Applied anthropologists have also focused their attention on other kinds of marginalized “travelers.” For example, a new phenomenon within the travel industry is the emergence of “transplant tourists.” This refers to the fact that the lack of donated organs for organ transplants in wealthy countries has produced an elaborate market for body parts (particularly kidneys) sold by people in the so-called third world. The newer trade involves the traveling of the kidney seller to his or destination; the buyer sometimes provides airfare, accommodations, and even sightseeing tours.

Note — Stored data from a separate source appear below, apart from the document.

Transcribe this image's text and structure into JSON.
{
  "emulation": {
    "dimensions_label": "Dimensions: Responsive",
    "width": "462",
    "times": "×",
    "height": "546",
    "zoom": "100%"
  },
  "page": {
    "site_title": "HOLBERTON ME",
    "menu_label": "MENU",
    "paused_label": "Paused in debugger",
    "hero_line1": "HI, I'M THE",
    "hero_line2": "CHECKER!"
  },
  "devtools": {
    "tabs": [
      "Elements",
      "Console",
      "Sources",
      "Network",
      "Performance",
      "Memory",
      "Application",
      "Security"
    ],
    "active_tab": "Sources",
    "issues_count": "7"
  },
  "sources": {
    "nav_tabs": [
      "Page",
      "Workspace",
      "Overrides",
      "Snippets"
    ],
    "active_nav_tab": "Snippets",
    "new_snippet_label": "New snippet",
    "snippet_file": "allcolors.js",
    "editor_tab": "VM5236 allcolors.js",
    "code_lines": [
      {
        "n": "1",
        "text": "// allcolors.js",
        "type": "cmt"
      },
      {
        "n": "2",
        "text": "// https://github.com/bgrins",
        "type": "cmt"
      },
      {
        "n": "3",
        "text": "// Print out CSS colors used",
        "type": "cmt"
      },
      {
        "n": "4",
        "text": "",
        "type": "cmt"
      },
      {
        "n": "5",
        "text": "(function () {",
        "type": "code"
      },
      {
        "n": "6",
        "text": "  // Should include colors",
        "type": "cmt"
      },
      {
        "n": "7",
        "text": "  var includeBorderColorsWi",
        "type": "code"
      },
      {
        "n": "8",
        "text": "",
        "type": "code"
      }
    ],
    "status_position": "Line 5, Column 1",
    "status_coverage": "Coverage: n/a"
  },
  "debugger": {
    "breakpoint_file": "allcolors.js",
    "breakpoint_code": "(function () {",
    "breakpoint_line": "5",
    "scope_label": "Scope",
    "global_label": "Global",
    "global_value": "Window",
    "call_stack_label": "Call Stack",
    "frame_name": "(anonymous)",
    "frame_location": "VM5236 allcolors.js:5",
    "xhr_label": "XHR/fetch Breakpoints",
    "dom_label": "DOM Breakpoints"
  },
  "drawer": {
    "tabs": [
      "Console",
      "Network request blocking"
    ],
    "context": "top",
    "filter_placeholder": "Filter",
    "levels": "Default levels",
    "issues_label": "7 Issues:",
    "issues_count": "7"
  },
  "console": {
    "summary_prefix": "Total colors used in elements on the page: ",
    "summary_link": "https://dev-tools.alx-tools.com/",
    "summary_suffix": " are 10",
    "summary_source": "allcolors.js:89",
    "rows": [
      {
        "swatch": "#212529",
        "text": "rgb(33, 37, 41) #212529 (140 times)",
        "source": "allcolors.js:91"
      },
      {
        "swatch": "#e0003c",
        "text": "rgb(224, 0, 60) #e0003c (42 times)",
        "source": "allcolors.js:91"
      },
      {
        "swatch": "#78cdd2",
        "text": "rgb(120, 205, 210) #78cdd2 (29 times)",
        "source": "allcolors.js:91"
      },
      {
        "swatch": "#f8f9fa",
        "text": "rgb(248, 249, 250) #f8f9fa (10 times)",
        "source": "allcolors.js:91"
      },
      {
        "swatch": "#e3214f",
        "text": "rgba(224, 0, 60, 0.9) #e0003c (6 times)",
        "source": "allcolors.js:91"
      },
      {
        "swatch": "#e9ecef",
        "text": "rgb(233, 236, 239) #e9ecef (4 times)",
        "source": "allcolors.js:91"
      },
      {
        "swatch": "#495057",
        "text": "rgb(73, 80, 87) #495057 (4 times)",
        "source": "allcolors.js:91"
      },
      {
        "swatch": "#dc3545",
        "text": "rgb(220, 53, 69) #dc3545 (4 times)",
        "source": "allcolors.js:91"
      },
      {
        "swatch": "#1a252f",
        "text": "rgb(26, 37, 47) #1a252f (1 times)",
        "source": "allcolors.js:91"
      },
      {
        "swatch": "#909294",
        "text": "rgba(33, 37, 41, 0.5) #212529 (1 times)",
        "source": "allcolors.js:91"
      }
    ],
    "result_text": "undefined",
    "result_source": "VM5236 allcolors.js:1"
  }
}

In the 21st century, travel no longer involves only voluntary or involuntary displacement. Travel can also take place from the comfort (or discomfort) of one’s own home through virtual travel. One example of virtual travel is what tourism researchers call “cybertourism.” Cybertourism refers to travels carried out by individuals or groups via the Internet. Interestingly, cybertourism breaks down the assumed premise of travel and tourism (leisure) versus everyday life (work). The dichotomy between work time (home/community) and leisure (away from home/ community) can be overcome daily if one is so inclined. It is no longer necessary to wait for a vacation to break the cycle. The conventional categories of ordering of space and classifications fall by the wayside in the face of virtual worlds that can be visited by simply hitting a particular series of keys on a computer keyboard.

References:

  1. Bruner, E. (2004). Tourism in the Balinese borderzone. In S. B. Gmelch (Ed.), Tourists and tourism: A reader (pp. 219-238). Long Grove, IL: Waveland Press.
  2. Chambers, E. (2000). Native tours: The anthropology of travel and tourism. Prospect Heights, IL: Waveland Press.
  3. Maccannell, D. (1999). The tourist: A new theory of the leisure class. Berkeley: University of California Press.